In fact, she believes that the strategy is only now beginning to come of age. "It's only now that teachers are getting to grips with phonics in the early stages," she says. "It's beginning to embed itself. But it just takes ages. You can't do it over night."

What then of the initial, rapid progress in its early years? That was less to do with the literacy hour itself than the frenzy of activity surrounding its implementation, she thinks. Increasingly, moreover, teachers have been coaching for the tests.

Professor Ted Wragg, also at Exeter, takes a similar view. "This should never, never have been a mass prescription from the centre," he says. "I'm all in favour of having a literacy hour and a big national push on literacy. But why should you have to be told that whether you have five-year-olds or 11-year-olds, Monday or Friday, boiling sunshine or pouring rain, that you have to do the same thing every day? With a four-part structure that someone dreamed up for no reason?

"It's wanting to say to Daily Mail readers, 'we're returning primary teaching to traditional methods'. It was not based on research. I kept saying, show me the research. Where's the research saying that every lesson should be based on whole class teaching and end with a review?"

If standards really have risen, he says, why is it that independent monitoring of national reading standards by Durham University has demonstrated no improvement? And why is is that the reading tests set by the National Foundation for Educational Research have not required recalibrating?

Meanwhile, back at Clapham Manor, they are crossing their fingers that there will not be yet another shake-up of the primary curriculum. Head teacher, Brian Hazell, wants to see a more realistic view of the tests and targets that have governed so much of the primary curriculum for the past five years. "It's like asking everyone to jump six feet then, when they've done it, saying you have to jump seven. Sooner or later, you reach a limit. We don't need a complete overhaul, just a bit of tinkering around the edges."

Liz Tennant, his Year Six colleague, is similarly confident that the literacy hour can meet all its objectives without major surgery. Her 10-and 11-year-olds can look forward to an entertaining week writing their own autobiographies, and the biographies of their friends. But then, she has two important advantages. The first is a classroom assistant, who looks after the children with learning difficulties for part of the hour, giving them closer individual attention. The second is the confidence to vary the literacy hour when she thinks it is worthwhile.

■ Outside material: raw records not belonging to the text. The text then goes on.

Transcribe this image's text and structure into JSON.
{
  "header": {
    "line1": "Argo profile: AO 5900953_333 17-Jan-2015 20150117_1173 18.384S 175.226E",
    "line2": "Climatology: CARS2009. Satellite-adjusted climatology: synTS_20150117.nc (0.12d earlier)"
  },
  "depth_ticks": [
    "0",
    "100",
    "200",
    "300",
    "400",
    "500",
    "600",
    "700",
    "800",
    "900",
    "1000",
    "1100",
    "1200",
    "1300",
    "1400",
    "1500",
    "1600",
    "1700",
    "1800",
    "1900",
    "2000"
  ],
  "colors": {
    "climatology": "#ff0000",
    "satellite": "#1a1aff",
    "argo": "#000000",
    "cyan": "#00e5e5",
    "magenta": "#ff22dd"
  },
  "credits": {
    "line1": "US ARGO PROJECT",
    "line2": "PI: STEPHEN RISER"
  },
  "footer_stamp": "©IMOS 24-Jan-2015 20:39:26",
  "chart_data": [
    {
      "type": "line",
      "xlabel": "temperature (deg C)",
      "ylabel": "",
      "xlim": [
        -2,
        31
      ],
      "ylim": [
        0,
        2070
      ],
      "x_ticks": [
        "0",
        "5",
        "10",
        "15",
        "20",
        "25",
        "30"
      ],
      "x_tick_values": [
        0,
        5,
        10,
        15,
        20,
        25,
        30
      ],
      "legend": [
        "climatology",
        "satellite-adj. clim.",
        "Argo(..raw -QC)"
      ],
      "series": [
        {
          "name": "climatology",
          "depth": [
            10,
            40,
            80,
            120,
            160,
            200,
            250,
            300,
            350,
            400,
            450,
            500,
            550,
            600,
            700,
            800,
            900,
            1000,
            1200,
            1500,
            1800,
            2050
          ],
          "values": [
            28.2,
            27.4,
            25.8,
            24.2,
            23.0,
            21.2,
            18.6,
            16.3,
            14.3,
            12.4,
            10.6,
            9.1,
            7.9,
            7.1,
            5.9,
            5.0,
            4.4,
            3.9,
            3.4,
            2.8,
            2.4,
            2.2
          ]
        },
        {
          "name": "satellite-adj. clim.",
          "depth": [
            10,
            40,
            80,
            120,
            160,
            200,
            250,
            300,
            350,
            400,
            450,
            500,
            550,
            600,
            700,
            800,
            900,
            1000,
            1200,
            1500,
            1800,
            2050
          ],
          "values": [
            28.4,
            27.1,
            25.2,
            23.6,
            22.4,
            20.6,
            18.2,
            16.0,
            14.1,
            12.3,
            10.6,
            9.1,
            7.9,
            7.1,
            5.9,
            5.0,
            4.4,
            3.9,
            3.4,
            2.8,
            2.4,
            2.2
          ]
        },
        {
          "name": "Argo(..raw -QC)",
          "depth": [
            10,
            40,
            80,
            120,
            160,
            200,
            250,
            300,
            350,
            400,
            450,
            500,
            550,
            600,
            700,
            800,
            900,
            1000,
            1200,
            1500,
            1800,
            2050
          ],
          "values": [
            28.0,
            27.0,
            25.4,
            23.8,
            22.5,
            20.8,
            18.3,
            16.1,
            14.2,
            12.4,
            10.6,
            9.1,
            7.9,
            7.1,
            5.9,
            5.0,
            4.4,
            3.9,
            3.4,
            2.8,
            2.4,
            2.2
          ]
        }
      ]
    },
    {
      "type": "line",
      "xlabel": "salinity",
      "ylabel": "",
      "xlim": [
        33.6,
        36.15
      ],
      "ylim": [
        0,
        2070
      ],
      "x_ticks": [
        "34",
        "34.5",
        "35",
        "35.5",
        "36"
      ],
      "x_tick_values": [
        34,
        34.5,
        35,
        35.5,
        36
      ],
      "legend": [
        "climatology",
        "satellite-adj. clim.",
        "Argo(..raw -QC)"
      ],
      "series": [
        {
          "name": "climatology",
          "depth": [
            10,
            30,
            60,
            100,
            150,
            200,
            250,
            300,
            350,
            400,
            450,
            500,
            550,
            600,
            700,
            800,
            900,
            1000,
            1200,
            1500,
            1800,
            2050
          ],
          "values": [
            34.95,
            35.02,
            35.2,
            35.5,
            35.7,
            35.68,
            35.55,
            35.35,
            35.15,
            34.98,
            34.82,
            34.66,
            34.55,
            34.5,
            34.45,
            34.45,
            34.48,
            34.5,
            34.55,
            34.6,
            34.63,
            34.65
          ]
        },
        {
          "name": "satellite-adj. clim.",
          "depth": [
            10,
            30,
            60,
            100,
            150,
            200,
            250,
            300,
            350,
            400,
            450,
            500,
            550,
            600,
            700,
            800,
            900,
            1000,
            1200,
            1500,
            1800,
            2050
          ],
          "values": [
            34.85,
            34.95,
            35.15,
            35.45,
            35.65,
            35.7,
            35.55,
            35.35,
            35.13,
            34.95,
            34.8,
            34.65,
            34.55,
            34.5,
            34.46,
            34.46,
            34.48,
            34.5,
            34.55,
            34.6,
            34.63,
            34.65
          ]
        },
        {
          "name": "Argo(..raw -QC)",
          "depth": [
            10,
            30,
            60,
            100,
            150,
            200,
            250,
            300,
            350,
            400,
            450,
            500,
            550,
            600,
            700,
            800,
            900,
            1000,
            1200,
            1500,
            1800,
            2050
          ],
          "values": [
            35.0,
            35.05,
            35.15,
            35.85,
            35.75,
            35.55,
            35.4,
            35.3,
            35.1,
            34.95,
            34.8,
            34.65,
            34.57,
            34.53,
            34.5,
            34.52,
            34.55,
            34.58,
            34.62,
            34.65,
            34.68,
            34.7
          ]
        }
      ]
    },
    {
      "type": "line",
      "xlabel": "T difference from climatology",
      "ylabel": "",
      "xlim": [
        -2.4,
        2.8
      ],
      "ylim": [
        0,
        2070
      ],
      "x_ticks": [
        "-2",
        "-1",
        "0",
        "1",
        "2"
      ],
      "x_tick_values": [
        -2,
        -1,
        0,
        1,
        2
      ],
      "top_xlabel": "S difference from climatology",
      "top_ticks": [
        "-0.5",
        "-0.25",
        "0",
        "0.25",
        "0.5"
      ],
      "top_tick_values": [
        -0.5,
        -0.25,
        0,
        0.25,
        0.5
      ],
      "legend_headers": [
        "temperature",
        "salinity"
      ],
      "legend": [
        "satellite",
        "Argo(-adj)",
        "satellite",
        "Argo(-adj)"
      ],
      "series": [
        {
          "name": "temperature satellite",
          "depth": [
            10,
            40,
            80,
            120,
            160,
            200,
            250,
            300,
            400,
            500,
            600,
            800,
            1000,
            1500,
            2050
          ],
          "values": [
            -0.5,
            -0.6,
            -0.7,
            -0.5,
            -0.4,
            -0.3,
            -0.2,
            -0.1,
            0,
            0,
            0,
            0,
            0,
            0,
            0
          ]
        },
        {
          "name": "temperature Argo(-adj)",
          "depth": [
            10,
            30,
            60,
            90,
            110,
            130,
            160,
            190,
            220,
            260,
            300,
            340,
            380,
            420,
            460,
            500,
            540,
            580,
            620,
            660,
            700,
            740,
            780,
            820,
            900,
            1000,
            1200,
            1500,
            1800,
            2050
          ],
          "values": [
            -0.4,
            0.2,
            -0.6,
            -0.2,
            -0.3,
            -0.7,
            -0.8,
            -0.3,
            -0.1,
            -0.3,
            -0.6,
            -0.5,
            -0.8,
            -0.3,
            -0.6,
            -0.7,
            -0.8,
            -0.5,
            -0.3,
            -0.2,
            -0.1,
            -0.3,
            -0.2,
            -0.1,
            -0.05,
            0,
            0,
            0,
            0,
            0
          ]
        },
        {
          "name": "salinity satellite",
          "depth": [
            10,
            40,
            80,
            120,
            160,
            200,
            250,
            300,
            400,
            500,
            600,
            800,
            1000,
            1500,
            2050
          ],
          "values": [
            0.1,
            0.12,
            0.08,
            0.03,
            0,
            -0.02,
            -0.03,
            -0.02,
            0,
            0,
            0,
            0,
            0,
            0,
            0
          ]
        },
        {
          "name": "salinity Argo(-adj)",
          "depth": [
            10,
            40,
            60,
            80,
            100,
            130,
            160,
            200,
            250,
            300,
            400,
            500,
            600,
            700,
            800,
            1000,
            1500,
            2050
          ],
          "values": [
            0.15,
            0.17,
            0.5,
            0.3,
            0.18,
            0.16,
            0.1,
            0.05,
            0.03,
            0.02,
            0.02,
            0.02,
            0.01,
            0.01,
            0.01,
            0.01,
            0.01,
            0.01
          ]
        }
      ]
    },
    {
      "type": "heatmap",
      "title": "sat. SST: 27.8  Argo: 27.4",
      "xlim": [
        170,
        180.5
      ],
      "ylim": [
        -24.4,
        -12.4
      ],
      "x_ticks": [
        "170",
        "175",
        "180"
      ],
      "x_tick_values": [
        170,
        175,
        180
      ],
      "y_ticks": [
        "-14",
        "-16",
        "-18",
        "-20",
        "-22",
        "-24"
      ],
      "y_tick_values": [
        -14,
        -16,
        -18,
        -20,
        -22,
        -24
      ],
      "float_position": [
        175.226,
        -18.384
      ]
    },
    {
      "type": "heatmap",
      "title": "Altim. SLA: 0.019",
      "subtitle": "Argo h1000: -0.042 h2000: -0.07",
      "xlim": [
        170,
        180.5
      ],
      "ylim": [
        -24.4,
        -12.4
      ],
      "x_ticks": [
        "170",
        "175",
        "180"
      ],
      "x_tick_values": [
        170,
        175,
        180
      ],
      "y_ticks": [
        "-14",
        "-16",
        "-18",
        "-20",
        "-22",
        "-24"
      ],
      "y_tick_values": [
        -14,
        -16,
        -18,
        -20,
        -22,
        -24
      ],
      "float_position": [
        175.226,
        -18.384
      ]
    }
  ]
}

Monday's lesson, for example, did not break down into four rigid parts on a strict timetable. And, when she is in the mood, she is quite happy to teach the whole strategy through a single text such as Alice in Wonderland. She has the sort of staffing that many believe necessary, and the sort of flexibility that ought to be encouraged. With literacy scores showing little sign of rising, the question is whether Ofsted and ministers will reach the same conclusion.